Some speculation centers on a private-equity takeover of the contract logistics and transport company. It's strong cash flow, despite a recent drop in profits, would be appealing. But, two factors come into play whether the company is being pursued by an operations company or a financial interest. One is the strong share position held by the Salvesen family (25% to 30%). The other is the tightening capital market following many institutions' exposure in US sub-prime mortgages.
Assets in warehousing could provide leverage for a loan for anyone acquiring the company.
Earlier, Christian Salvesen Foods announced it had won a 10-year contract with Birds Eye to provide pea processing and dedicated logsitics services. The £10 million ($20.4 million) investement with Birds Eye was slated to begin operations in May 2008.
In announcing the contract, Salvesen said, "This latest project strengthens the existing partnership between Salvesen and Birds Eye and provides cold storage, distribution and processing facilities at the factory to be built by Birds Eye. The company and Christian Salvesen Foods have a strong partnership that currently also provides processing and cold storage facilities in Lowestoft - an operation that has been working successfully for more than seven years."
Later, the company announced it was selling its processing business but, "The Christian Salvesen sites at Grimsby, Hull and Lowestoft, which provide contract processing and storage services and are reported as part of the UK Logistics business, are not included in this transaction and will remain with Christian Salvesen."
The company's official position on the potential takeover was explained in an official statement, "The Board confirms that it has received approaches from two parties which may or may not lead to a recommended offer for the Company. The indicative offer proposals received by the Board are subject to a number of pre-conditions.
The Board is currently continuing discussions and will provide an update to shareholders in due course. There can be no certainty that a formal offer for the Company will be forthcoming or as to the terms on which any offer might be made."
In other news, share prices for YRC Worldwide surged on a rumor that it was a potential target for takeover by Deutsche Post AG. YRC declined to comment on "rumor and speculation."
Deutsche Post World Net (DPWN), which operates DHL, has been expanding in the US since its acquisition of Airborne Express. It took on FedEx and UPS on the parcel/express side, but it lacks a less-than-truckload operation (which both UPS and FedEx have). One analyst commented it is unlikely DHL would acquire YRC while it is still working to build its service levels in the US. Other comments included the fact that YRC is engaged in negotiations with the International Brotherhood of Teamsters (IBT) on a contract that expires at the end of March 2008.

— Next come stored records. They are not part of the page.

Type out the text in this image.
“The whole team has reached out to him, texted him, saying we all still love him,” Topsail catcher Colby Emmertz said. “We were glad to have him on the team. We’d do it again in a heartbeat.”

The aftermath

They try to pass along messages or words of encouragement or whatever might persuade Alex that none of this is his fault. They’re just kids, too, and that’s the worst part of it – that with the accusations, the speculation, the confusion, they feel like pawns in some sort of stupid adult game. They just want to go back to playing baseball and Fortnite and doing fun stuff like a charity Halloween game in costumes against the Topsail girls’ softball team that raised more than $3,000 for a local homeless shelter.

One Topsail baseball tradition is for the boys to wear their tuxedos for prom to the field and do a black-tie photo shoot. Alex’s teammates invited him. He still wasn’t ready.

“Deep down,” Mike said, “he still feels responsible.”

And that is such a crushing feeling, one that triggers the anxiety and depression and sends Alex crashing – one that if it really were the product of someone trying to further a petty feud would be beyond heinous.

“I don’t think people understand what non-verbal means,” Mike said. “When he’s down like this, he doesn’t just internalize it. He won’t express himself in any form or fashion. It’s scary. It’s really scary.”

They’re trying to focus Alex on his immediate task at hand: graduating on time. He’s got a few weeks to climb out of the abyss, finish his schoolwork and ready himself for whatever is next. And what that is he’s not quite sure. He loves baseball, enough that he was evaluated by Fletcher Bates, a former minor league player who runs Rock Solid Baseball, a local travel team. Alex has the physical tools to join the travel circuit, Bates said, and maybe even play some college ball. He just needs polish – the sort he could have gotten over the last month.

Transportation Management Inc. (TMI), which negotiates labor contracts with the Teamsters on behalf of member carriers, has already started negotiations on the 2008 contract. YRC subsidiaries Yellow and Roadway are among the carriers in the negotiations. The Teamsters just completed early negotiations with UPS on a five-year contract that will go to union members for ratification. In announcing that agreement and a local agreement covering the Indianapolis terminal of less-than-truckload carrier UPS Freight, Jim Hoffa, general president of the Teamsters, called it a model for organizing more of the freight transport industry, vowing at that time to undertake efforts to organize FedEx Freight, that company's less-than-truckload operation.